Rūta Matulevičiūtė on the exhibition “Animal Farm”
“My creative method is consciousness-based creativity, which focuses on personal development. I am always looking for a more fundamental and holistic approach to an idea. For this reason, I focus on meditation, psychology, ancient traditions, and most importantly, on the vast Baltic mythology.
The theme of the exhibition is based on local history. I have been a vegetarian since I was a teenager and have been practicing Transcendental Meditation for four years, which has given me an even greater love and respect for all life. I have a different perception of an animal product from that of a person following a “traditional” diet. I see a logic of perception that differs depending on the environment in which one has been formed.
The meat processing plant in Žemieji Paneriai started in the Soviet era. At that time, Lithuania was proud of its abundant meat exports. I did not experience the Soviet era, but I have a very good idea of the flavor of its legacy in the beliefs that are still alive, in the stories of my parents and grandparents, and in written history.

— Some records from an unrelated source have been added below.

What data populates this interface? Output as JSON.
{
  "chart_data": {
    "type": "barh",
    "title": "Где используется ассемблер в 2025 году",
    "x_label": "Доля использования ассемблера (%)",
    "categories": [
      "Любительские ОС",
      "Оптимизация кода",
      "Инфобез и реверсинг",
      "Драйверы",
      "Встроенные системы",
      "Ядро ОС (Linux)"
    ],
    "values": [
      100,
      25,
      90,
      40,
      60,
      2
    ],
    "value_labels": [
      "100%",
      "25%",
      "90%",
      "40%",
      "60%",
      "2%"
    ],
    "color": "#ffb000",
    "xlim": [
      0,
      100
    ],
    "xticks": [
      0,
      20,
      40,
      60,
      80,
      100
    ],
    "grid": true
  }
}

My grandmother was a culinarian and often told me how, when she was head of the canteen, she used to check the quality of the food. My grandmother was proud that when the Kyiv cutlet prepared by the cooks under her supervision was cut open, the inspectors found exactly the amount of butter specified in the recipe for this dish, which was valid throughout the Soviet Union.
“In ‘Animal Farm’, I present animal portraits. Each of them tells a fragment of utopian history. They are beautiful images of a different world. “
Rūta Matulevičiūtė is a painter of the younger generation and an interdisciplinary artist. She has held 3 solo exhibitions and presented her performance HOT Salon at ArtVilnius’20. Finalist of the Young Painter Prize (2019). Since 2017 she has been participating and curating group exhibitions.

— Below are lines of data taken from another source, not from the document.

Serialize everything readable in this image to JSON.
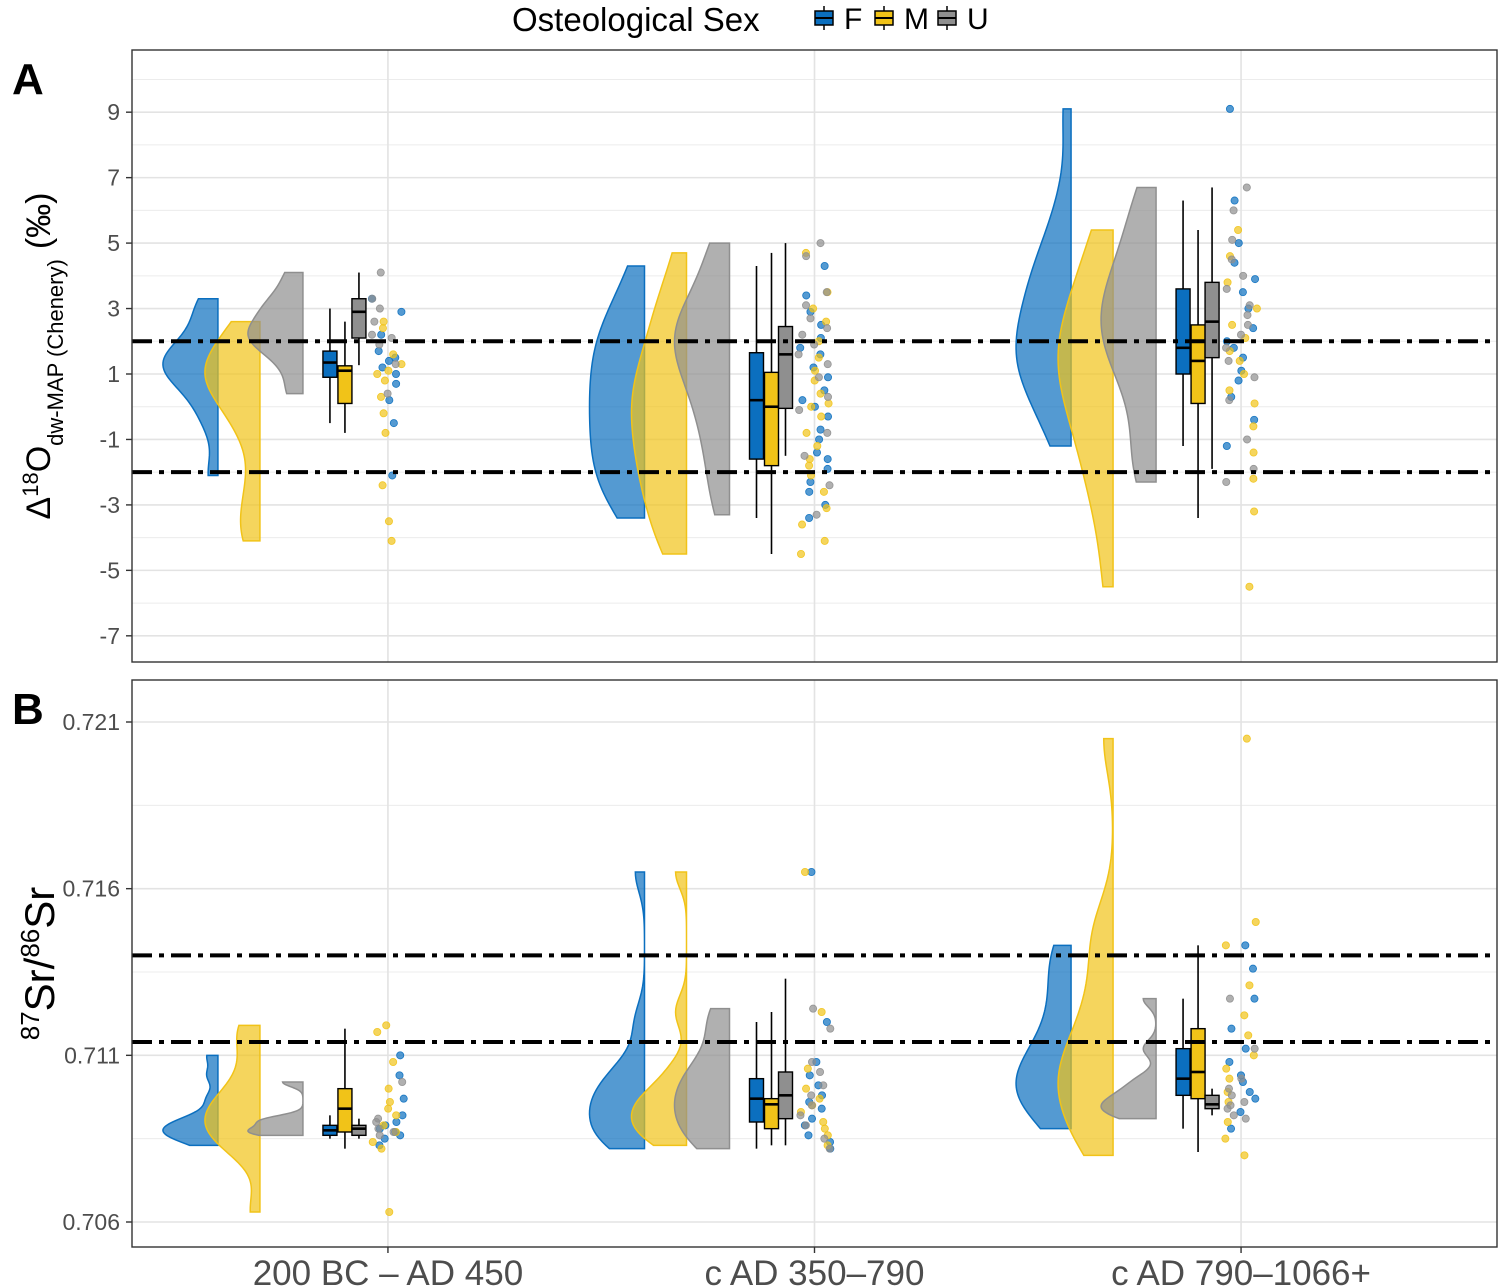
{
  "chart_data": [
    {
      "type": "raincloud",
      "panel_label": "A",
      "legend_title": "Osteological Sex",
      "ylabel_parts": [
        "Δ",
        "18",
        "O",
        "dw-MAP (Chenery)",
        "(‰)"
      ],
      "categories": [
        null,
        null,
        null
      ],
      "ylim": [
        -7.8,
        10.9
      ],
      "yticks": [
        -7,
        -5,
        -3,
        -1,
        1,
        3,
        5,
        7,
        9
      ],
      "grid": true,
      "hlines": [
        2,
        -2
      ],
      "series": [
        {
          "name": "F",
          "color": "#0b6fbf",
          "box": [
            [
              -0.5,
              0.9,
              1.35,
              1.7,
              3.0
            ],
            [
              -3.4,
              -1.6,
              0.2,
              1.65,
              4.3
            ],
            [
              -1.2,
              1.0,
              1.8,
              3.6,
              6.3
            ]
          ],
          "points": [
            [
              3.3,
              2.9,
              2.2,
              1.7,
              1.5,
              1.4,
              1.2,
              1.0,
              0.7,
              0.2,
              -0.5,
              -2.1
            ],
            [
              4.3,
              3.4,
              2.9,
              2.5,
              2.1,
              1.8,
              1.6,
              1.2,
              0.9,
              0.5,
              0.2,
              0.0,
              -0.3,
              -0.7,
              -1.0,
              -1.4,
              -1.6,
              -1.9,
              -2.3,
              -2.6,
              -3.0,
              -3.4
            ],
            [
              9.1,
              6.3,
              5.0,
              4.4,
              3.9,
              3.5,
              3.0,
              2.4,
              2.0,
              1.8,
              1.5,
              1.1,
              0.8,
              0.3,
              -0.4,
              -1.2
            ]
          ]
        },
        {
          "name": "M",
          "color": "#f1c318",
          "box": [
            [
              -0.8,
              0.1,
              1.1,
              1.25,
              2.6
            ],
            [
              -4.5,
              -1.8,
              0.0,
              1.05,
              4.7
            ],
            [
              -3.4,
              0.1,
              1.4,
              2.5,
              5.4
            ]
          ],
          "points": [
            [
              2.6,
              2.4,
              1.6,
              1.3,
              1.1,
              1.0,
              0.8,
              0.3,
              -0.2,
              -0.8,
              -2.4,
              -3.5,
              -4.1
            ],
            [
              4.7,
              3.5,
              3.0,
              2.6,
              2.0,
              1.5,
              1.1,
              0.8,
              0.4,
              0.1,
              0.0,
              -0.3,
              -0.8,
              -1.2,
              -1.6,
              -1.8,
              -2.1,
              -2.6,
              -3.1,
              -3.6,
              -4.1,
              -4.5
            ],
            [
              5.4,
              4.6,
              3.8,
              3.0,
              2.5,
              2.1,
              1.7,
              1.4,
              1.0,
              0.5,
              0.1,
              -0.6,
              -1.4,
              -2.2,
              -3.2,
              -5.5
            ]
          ]
        },
        {
          "name": "U",
          "color": "#8f8f8f",
          "box": [
            [
              1.27,
              2.1,
              2.9,
              3.3,
              4.1
            ],
            [
              -1.5,
              -0.05,
              1.6,
              2.45,
              5.0
            ],
            [
              -1.9,
              1.5,
              2.6,
              3.8,
              6.7
            ]
          ],
          "points": [
            [
              4.1,
              3.3,
              3.0,
              2.6,
              2.2,
              2.1,
              1.9,
              1.3,
              0.4
            ],
            [
              5.0,
              4.6,
              3.5,
              3.1,
              2.7,
              2.4,
              2.2,
              1.9,
              1.6,
              1.3,
              0.9,
              0.3,
              -0.1,
              -0.8,
              -1.5,
              -2.4,
              -3.3
            ],
            [
              6.7,
              6.0,
              5.1,
              4.5,
              4.0,
              3.6,
              3.1,
              2.8,
              2.5,
              2.2,
              1.8,
              1.4,
              0.9,
              0.2,
              -1.0,
              -1.9,
              -2.3
            ]
          ]
        }
      ]
    },
    {
      "type": "raincloud",
      "panel_label": "B",
      "ylabel_parts": [
        "87",
        "Sr/",
        "86",
        "Sr"
      ],
      "categories": [
        "200 BC – AD 450",
        "c AD 350–790",
        "c AD 790–1066+"
      ],
      "ylim": [
        0.70525,
        0.72226
      ],
      "yticks": [
        0.706,
        0.711,
        0.716,
        0.721
      ],
      "grid": true,
      "hlines": [
        0.714,
        0.7114
      ],
      "series": [
        {
          "name": "F",
          "color": "#0b6fbf",
          "box": [
            [
              0.7085,
              0.7086,
              0.70875,
              0.7089,
              0.7092
            ],
            [
              0.7082,
              0.709,
              0.7097,
              0.7103,
              0.712
            ],
            [
              0.7088,
              0.7098,
              0.7103,
              0.7112,
              0.7127
            ]
          ],
          "points": [
            [
              0.711,
              0.7104,
              0.7097,
              0.7092,
              0.709,
              0.7089,
              0.7088,
              0.7087,
              0.7086,
              0.7085,
              0.7083
            ],
            [
              0.7165,
              0.712,
              0.7108,
              0.7104,
              0.7101,
              0.7098,
              0.7096,
              0.7094,
              0.7091,
              0.7089,
              0.7086,
              0.7084,
              0.7082
            ],
            [
              0.7143,
              0.7136,
              0.7127,
              0.7118,
              0.7112,
              0.7108,
              0.7104,
              0.7102,
              0.7099,
              0.7097,
              0.7093,
              0.7088
            ]
          ]
        },
        {
          "name": "M",
          "color": "#f1c318",
          "box": [
            [
              0.7082,
              0.7087,
              0.7094,
              0.71,
              0.7118
            ],
            [
              0.7083,
              0.7088,
              0.70953,
              0.7097,
              0.7123
            ],
            [
              0.7081,
              0.7097,
              0.7105,
              0.7118,
              0.7143
            ]
          ],
          "points": [
            [
              0.7119,
              0.7117,
              0.7108,
              0.71,
              0.7096,
              0.7094,
              0.7092,
              0.7089,
              0.7087,
              0.7084,
              0.7082,
              0.7063
            ],
            [
              0.7165,
              0.7123,
              0.7106,
              0.71,
              0.7097,
              0.7095,
              0.7093,
              0.709,
              0.7088,
              0.7086,
              0.7083
            ],
            [
              0.7205,
              0.715,
              0.7143,
              0.7131,
              0.7122,
              0.7116,
              0.711,
              0.7106,
              0.7103,
              0.7099,
              0.7096,
              0.709,
              0.7085,
              0.708
            ]
          ]
        },
        {
          "name": "U",
          "color": "#8f8f8f",
          "box": [
            [
              0.7085,
              0.7086,
              0.7088,
              0.7089,
              0.7091
            ],
            [
              0.7083,
              0.7091,
              0.7098,
              0.7105,
              0.7133
            ],
            [
              0.7092,
              0.7094,
              0.70953,
              0.7098,
              0.71
            ]
          ],
          "points": [
            [
              0.7102,
              0.7091,
              0.709,
              0.7088,
              0.7087,
              0.7086
            ],
            [
              0.7124,
              0.7118,
              0.7108,
              0.7105,
              0.7101,
              0.7098,
              0.7095,
              0.7092,
              0.7089,
              0.7085,
              0.7082
            ],
            [
              0.7127,
              0.7112,
              0.7103,
              0.71,
              0.7098,
              0.7096,
              0.7095,
              0.7094,
              0.7092,
              0.7091
            ]
          ]
        }
      ]
    }
  ]
}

The starting point for this exhibition is the gallery location. The gallery is located in the industrial district of Žemieji Paneriai. In the 1960s, industrial buildings began to rise, including the Vilnius Meat Factory. The building in which the gallery is located was its culinary shop, which started work later in 1983.
Gallery T. 2, which opened in 2022, represents an effort to humanize the site: culinary dishes with meat have been replaced by the work of young female artists. Visitors can also see the remaining buildings of the Combine around the site.
It is easy to understand that the author borrows the title of the exhibition from George Orwell – because of the relevance of his novel to the Soviet system, as well as because of the use of the grotesque and black humour as means of expression. At the same time, the livestock farm is directly linked to the meat factory.
In the exhibition, the farm animals return to the culinary workshop, but not as dishes, but as characters in the paintings. The paintings do not show the unhappy creatures from the farm raised for meat, but the inhabitants of free nature, emerging from the forest, from nature, from idyllic, fairy-tale landscapes. Having regained not only their wild nature, but also their supernatural powers, they become mythical creatures in the author’s paintings, evoking the imagination.
Farm animals in the artist’s blue landscapes may seem ironic, as mythical creatures roaming around blue farms, or at least wild animals running through boundless expanses of land, would be more common. One can only guess whether the artist is ironizing, elevating farm animals that have never seen freedom or nature to the rank of mythological creatures. However, this transposition also prompts a rethinking of how farm animals are treated in contemporary societies, where animal husbandry and slaughter are invisible to the vast majority of people, and how the characteristics attributed to those animals for eating differ from those attributed to pets or magnificent wild animals. How much do we (not) want to know how the sausage is made? Why do those who fight against eating dog meat in Asia enjoy pork or chicken in good conscience?
Animals are anthropomorphized in Rūta Matulevičiūtė’s paintings – the goose looks cheerful and the piglet sad. These are the qualities we most often give to our pets. The animals in the paintings are reminiscent of characters from children’s films or fairy tales (“Little Man”, “Charlotte’s Web”). Alongside the paintings, there is also an object that uses a folk tale from the collections of the Lithuanian Science Society, written by an unknown folklore collector (initials “J. B-tis”), as a continuation of a mythology close to the author. The object itself is reminiscent of the ‘secrets’ made in the backyard as a child and relates it to the end of the 20th century when standardized culinary dishes were served in kindergartens, which have not disappeared from the menus of the institutions to date.
Elena Antanavičiūtė, curator of the exhibition.